Dietrich: Die Digitalisierung prägt unser Nachhaltigkeitsreporting schon seit Jahren. Ohne Digitalisierung und automatisierte Datenanalyse wären wir nicht in der Lage, ein Reporting über die Nachhaltigkeit der Telekom mit ihren 292 vollkonsolidierten Unternehmen zu erstellen. Neu hinzukommen ist die Künstliche Intelligenz, deren Potenziale sich für das Reporting in den kommenden zwei bis drei Jahren erst richtig entfalten werden. Unser Ziel ist eine wachsende Reichweite für unsere Inhalte und Botschaften. Deshalb betrachten wir schon heute die KI als Stakeholder. Die Maschine liebt aktuelle Zahlen, Fakten und Zusammenhänge, daher setzen wir neben der Verständlichkeit für Menschen auch auf KI-Lesbarkeit der Inhalte. Der Erfolg gibt uns Recht: Allein im September gab es über 25.000 ChatGPT-Anfragen, die auf unserem CR-Bericht gelandet sind. Das ist ein Vielfaches unserer früheren Reichweite.
PR-Journal: Wenn Sie auf die kommenden zwei bis drei Jahre schauen: Wie wollen Sie die Nachhaltigkeitskommunikation der Telekom weiterentwickeln?

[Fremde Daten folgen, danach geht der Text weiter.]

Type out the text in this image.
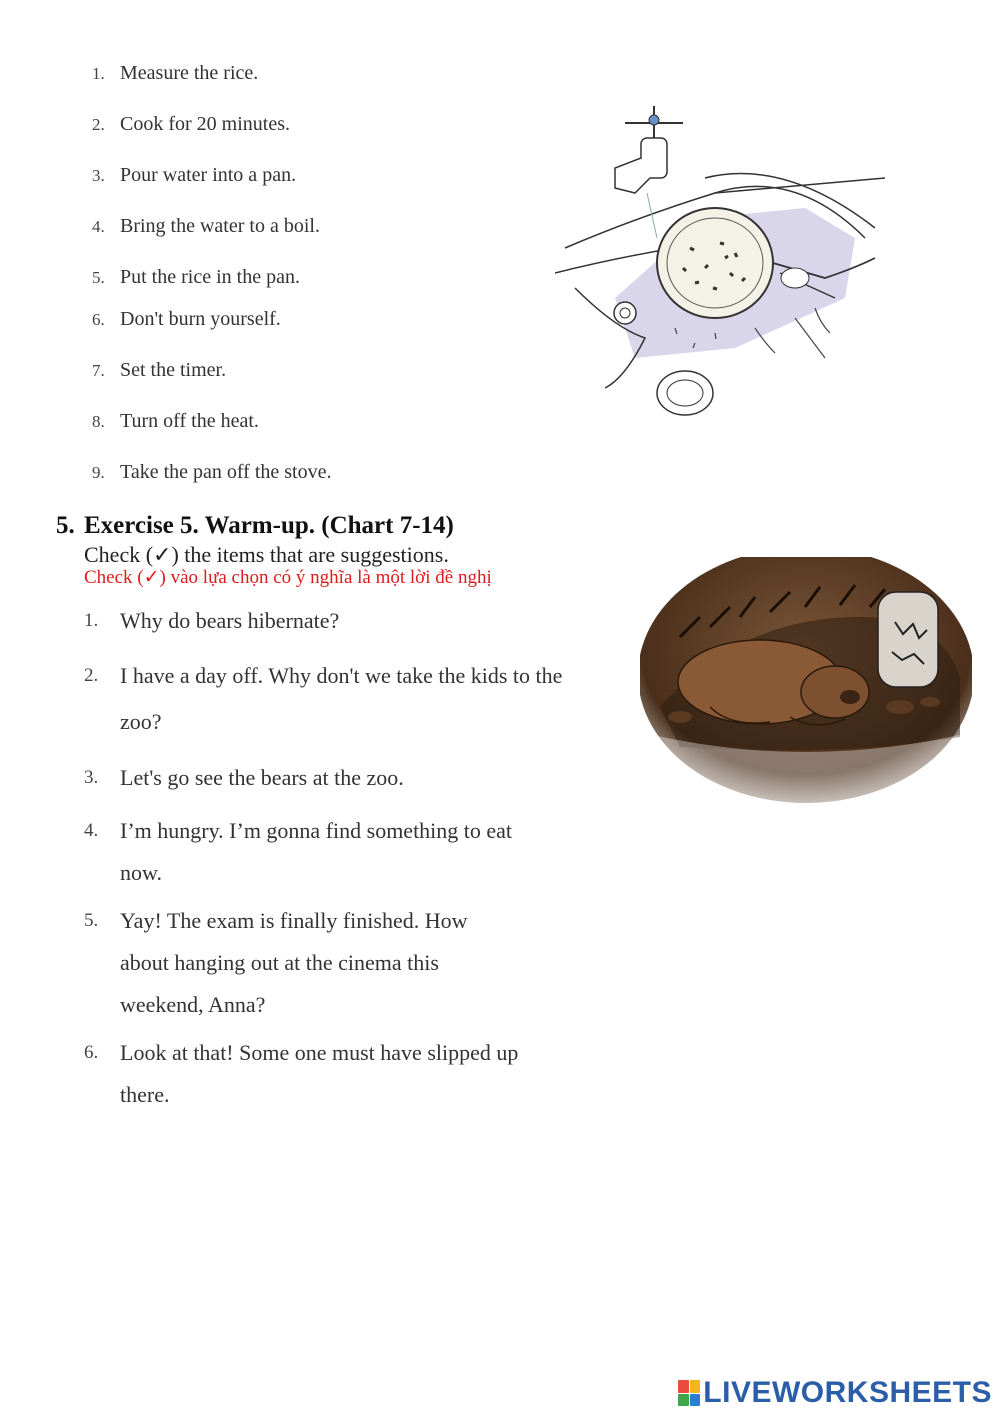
1. Measure the rice.
2. Cook for 20 minutes.
3. Pour water into a pan.
4. Bring the water to a boil.
5. Put the rice in the pan.
6. Don't burn yourself.
7. Set the timer.
8. Turn off the heat.
9. Take the pan off the stove.
5. Exercise 5. Warm-up. (Chart 7-14)
Check (✓) the items that are suggestions.
Check (✓) vào lựa chọn có ý nghĩa là một lời đề nghị
1. Why do bears hibernate?
2. I have a day off. Why don't we take the kids to the zoo?
3. Let's go see the bears at the zoo.
4. I’m hungry. I’m gonna find something to eat now.
5. Yay! The exam is finally finished. How about hanging out at the cinema this weekend, Anna?
6. Look at that! Some one must have slipped up there.
LIVEWORKSHEETS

Dietrich: Wir werden uns auch in den kommenden Jahren an das Nutzungsverhalten unserer Stakeholder anpassen, also nah an unseren Zielgruppen sein. Die KI ist gekommen, um zu bleiben. Daher werden wir alle ihre Möglichkeiten, die wir heute vielleicht noch gar nicht kennen, prüfen und ihre Potenziale nutzen. Die Nachhaltigkeitskommunikation beschreibt immer nur das, was viele unserer 200.000 engagierten Kolleg:innen weltweit täglich erfolgreich umsetzen. In der Kommunikation fokussieren wir uns heute noch sehr auf unsere Aktivitäten und Maßnahmen in Deutschland. Künftig wollen wir mehr internationale Beispiele aus unseren Landesgesellschaften integrieren. Alle tragen zur Erreichung unserer ESG-Ziele bei, das wollen wir in unserer Nachhaltigkeitskommunikation zeigen und den Menschen, die dahinterstehen, eine größere Bühne bieten.